ケアンズ周辺はそんなオーストラリアの自然を凝縮したような所。オーストラリア総面積からすれば0.01%を占めているに過ぎない”クィーンズランドの湿潤熱帯地域(後述)”だけで大陸全体の哺乳類種の約三分の一、鳥類の約二分の一を確認できます。野鳥に関しては、日本で週末を使ってバードウォッチングを普通に始めた人が4〜5年かかって確認すると言われる200種類を、ケアンズで頑張れば数日で記録できます。毎年シーズンにはアメリカやヨーロッパ、そして日本からも数多くの野鳥の会がバードウォッチングに訪れます。
1981年に世界遺産となったグレートバリアリーフは、小さな珊瑚が数万年をかけて巨大化し長さが2000kmにも及ぶ地球最大の生命体となったものです。ちなみに、珊瑚は植物ではなくクラゲに近い仲間の動物です。グレートバリアリーフは8000種の生物に住処を提供し、二酸化炭素を吸収し酸素を供給します。暖かい海は自然蒸発で大量の水分を空中に返します。それらは雲となり、海岸線から陸地側へわずか3km程度にそびえるバートルフレアー山やベレンデンカー山などの1600m級の山々にひっかかるようにして再び雨となり降り注ぎ熱帯雨林を育んでいます。
それらの雨が形成するのが1988年に世界遺産に指定された熱帯雨林、前述の”クィーンズランドの湿潤熱帯地域”です。少なくとも15万種類の植物が確認され、一億三千万年前の状態を基本的にとどめていると言われます。その歴史はアマゾンよりもはるかに古く、中には他の大陸で珍しい化石として展示されている植物が自生しています。
ケアンズは、そういった海と森の二つの世界自然遺産に囲まれた街です。二つはかなり接近して東西からケアンズの街を挟んでおりケアンズ北部(ディンツリーやケープトリビュレーション付近)ではほぼ接触しています。大分水嶺山脈を超えると気候は一転し、赤土と灌木が広がる乾燥帯へ変化します。複雑な地形と過去の火山活動、海風がもたらす自然は多くの環境を作りケアンズ周辺の自然の多様性の源となっています。
治安もよく、日本からのアクセスも簡単で費用も安く、これだけの生物多様性を身近に(特別な準備や装備を伴わず)感じられる場所はそうないと思います。普通はアクセスが困難とか、治安や政情不安定とか、英語も通じない、予防接種は、とかそんな地域が多いはずです。

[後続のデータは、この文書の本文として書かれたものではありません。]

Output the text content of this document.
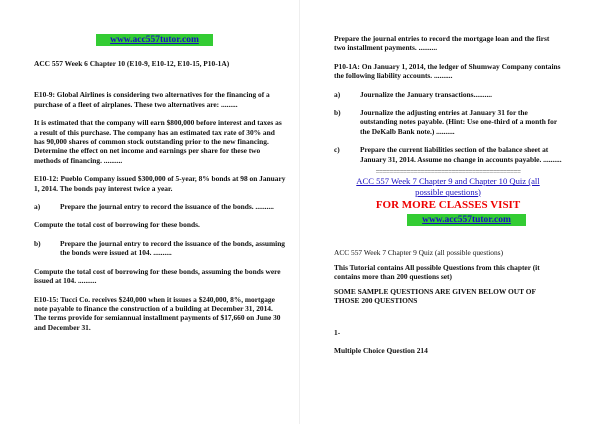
www.acc557tutor.com

ACC 557 Week 6 Chapter 10 (E10-9, E10-12, E10-15, P10-1A)

E10-9: Global Airlines is considering two alternatives for the financing of a purchase of a fleet of airplanes. These two alternatives are: .........

It is estimated that the company will earn $800,000 before interest and taxes as a result of this purchase. The company has an estimated tax rate of 30% and has 90,000 shares of common stock outstanding prior to the new financing.

Determine the effect on net income and earnings per share for these two methods of financing. ..........

E10-12: Pueblo Company issued $300,000 of 5-year, 8% bonds at 98 on January 1, 2014. The bonds pay interest twice a year.

a)	Prepare the journal entry to record the issuance of the bonds. ..........

Compute the total cost of borrowing for these bonds.

b)	Prepare the journal entry to record the issuance of the bonds, assuming the bonds were issued at 104. ..........

Compute the total cost of borrowing for these bonds, assuming the bonds were issued at 104. ..........

E10-15: Tucci Co. receives $240,000 when it issues a $240,000, 8%, mortgage note payable to finance the construction of a building at December 31, 2014. The terms provide for semiannual installment payments of $17,660 on June 30 and December 31.

Prepare the journal entries to record the mortgage loan and the first two installment payments. ..........

P10-1A: On January 1, 2014, the ledger of Shumway Company contains the following liability accounts. ..........

a)	Journalize the January transactions..........

b)	Journalize the adjusting entries at January 31 for the outstanding notes payable. (Hint: Use one-third of a month for the DeKalb Bank note.) ..........

c)	Prepare the current liabilities section of the balance sheet at January 31, 2014. Assume no change in accounts payable. ..........

==========================================

ACC 557 Week 7 Chapter 9 and Chapter 10 Quiz (all possible questions)

FOR MORE CLASSES VISIT

www.acc557tutor.com

ACC 557 Week 7 Chapter 9 Quiz (all possible questions)

This Tutorial contains All possible Questions from this chapter (it contains more than 200 questions set)

SOME SAMPLE QUESTIONS ARE GIVEN BELOW OUT OF THOSE 200 QUESTIONS

1-

Multiple Choice Question 214
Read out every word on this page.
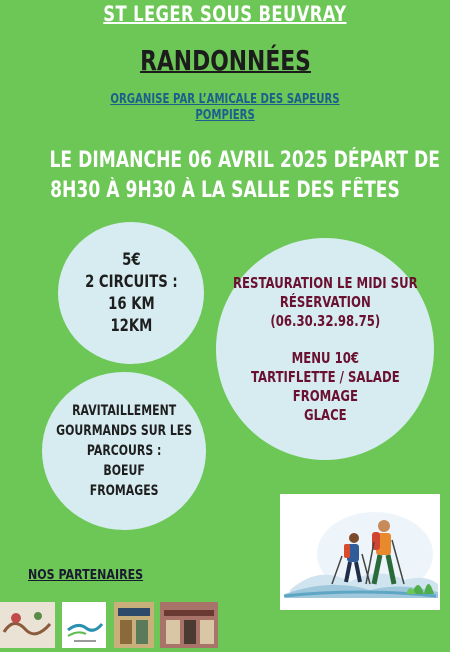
ST LEGER SOUS BEUVRAY
RANDONNÉES
ORGANISE PAR L’AMICALE DES SAPEURS
POMPIERS
LE DIMANCHE 06 AVRIL 2025 DÉPART DE
8H30 À 9H30 À LA SALLE DES FÊTES
5€
2 CIRCUITS :
16 KM
12KM
RESTAURATION LE MIDI SUR
RÉSERVATION
(06.30.32.98.75)
MENU 10€
TARTIFLETTE / SALADE
FROMAGE
GLACE
RAVITAILLEMENT
GOURMANDS SUR LES
PARCOURS :
BOEUF
FROMAGES
NOS PARTENAIRES
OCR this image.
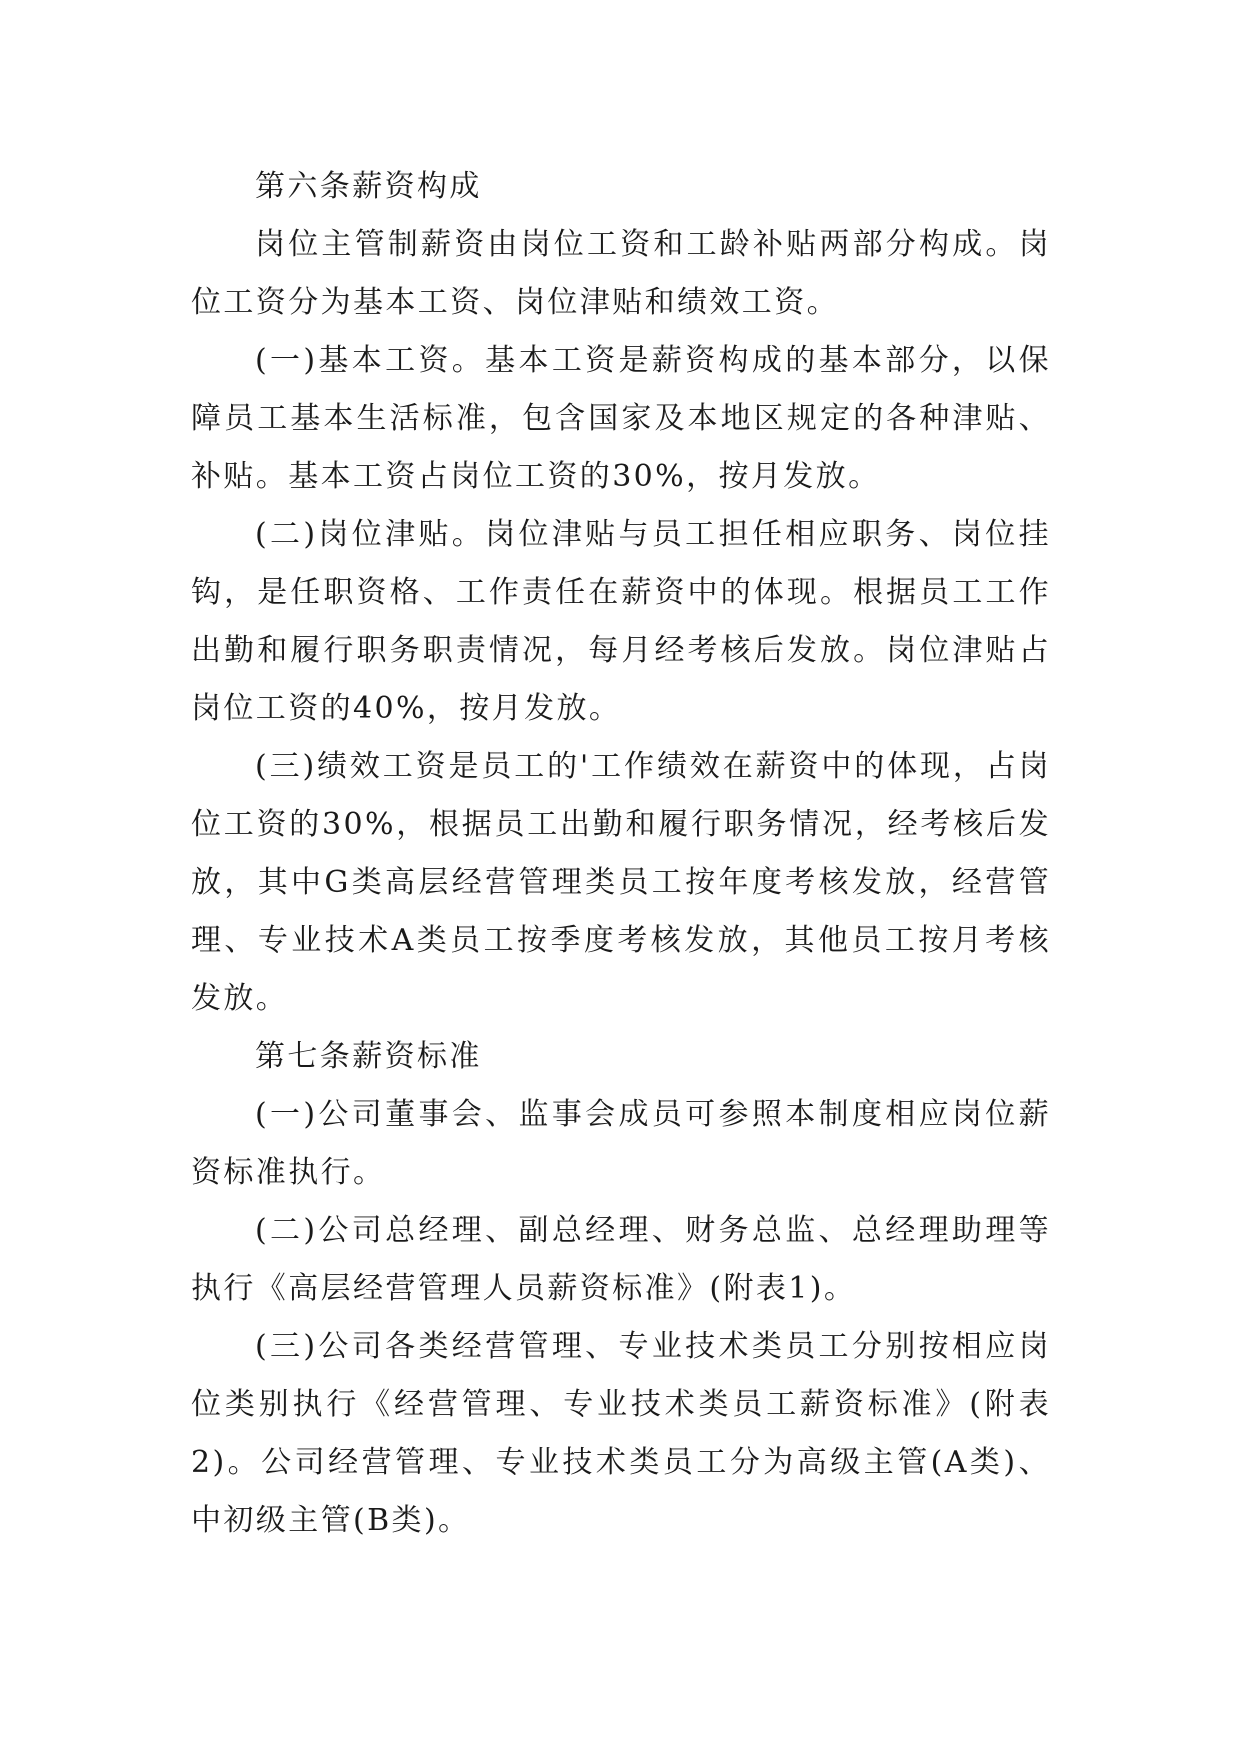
第六条薪资构成

岗位主管制薪资由岗位工资和工龄补贴两部分构成。岗位工资分为基本工资、岗位津贴和绩效工资。

(一)基本工资。基本工资是薪资构成的基本部分，以保障员工基本生活标准，包含国家及本地区规定的各种津贴、补贴。基本工资占岗位工资的30%，按月发放。

(二)岗位津贴。岗位津贴与员工担任相应职务、岗位挂钩，是任职资格、工作责任在薪资中的体现。根据员工工作出勤和履行职务职责情况，每月经考核后发放。岗位津贴占岗位工资的40%，按月发放。

(三)绩效工资是员工的'工作绩效在薪资中的体现，占岗位工资的30%，根据员工出勤和履行职务情况，经考核后发放，其中G类高层经营管理类员工按年度考核发放，经营管理、专业技术A类员工按季度考核发放，其他员工按月考核发放。

第七条薪资标准

(一)公司董事会、监事会成员可参照本制度相应岗位薪资标准执行。

(二)公司总经理、副总经理、财务总监、总经理助理等执行《高层经营管理人员薪资标准》(附表1)。

(三)公司各类经营管理、专业技术类员工分别按相应岗位类别执行《经营管理、专业技术类员工薪资标准》(附表2)。公司经营管理、专业技术类员工分为高级主管(A类)、中初级主管(B类)。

私はこの自然の楽園に住んでいる事を誇りに思っています。趣味でもあり、仕事でもあり、生き甲斐でもあります。ケアンズ住んでいる人でも、この自然の意味を理解していない人が多いのが残念です。インターネットでも、お土産や観光ツアーの情報ばかり溢れていますが、ケアンズ最大の魅力とは自然環境です。旅行でケアンズに宿泊される方、限られた時間だからこそショッピングや名所巡り、遊園は別の国でしたらいいのではないかとまで思います。
よいお時間をケアンズでお過ごしください。
willie(管理人)2007 APR
※ここで言うケアンズ周辺、とは北はクックタウンから南はミッションビーチまで。ケアンズから車での日帰り圏を指しています。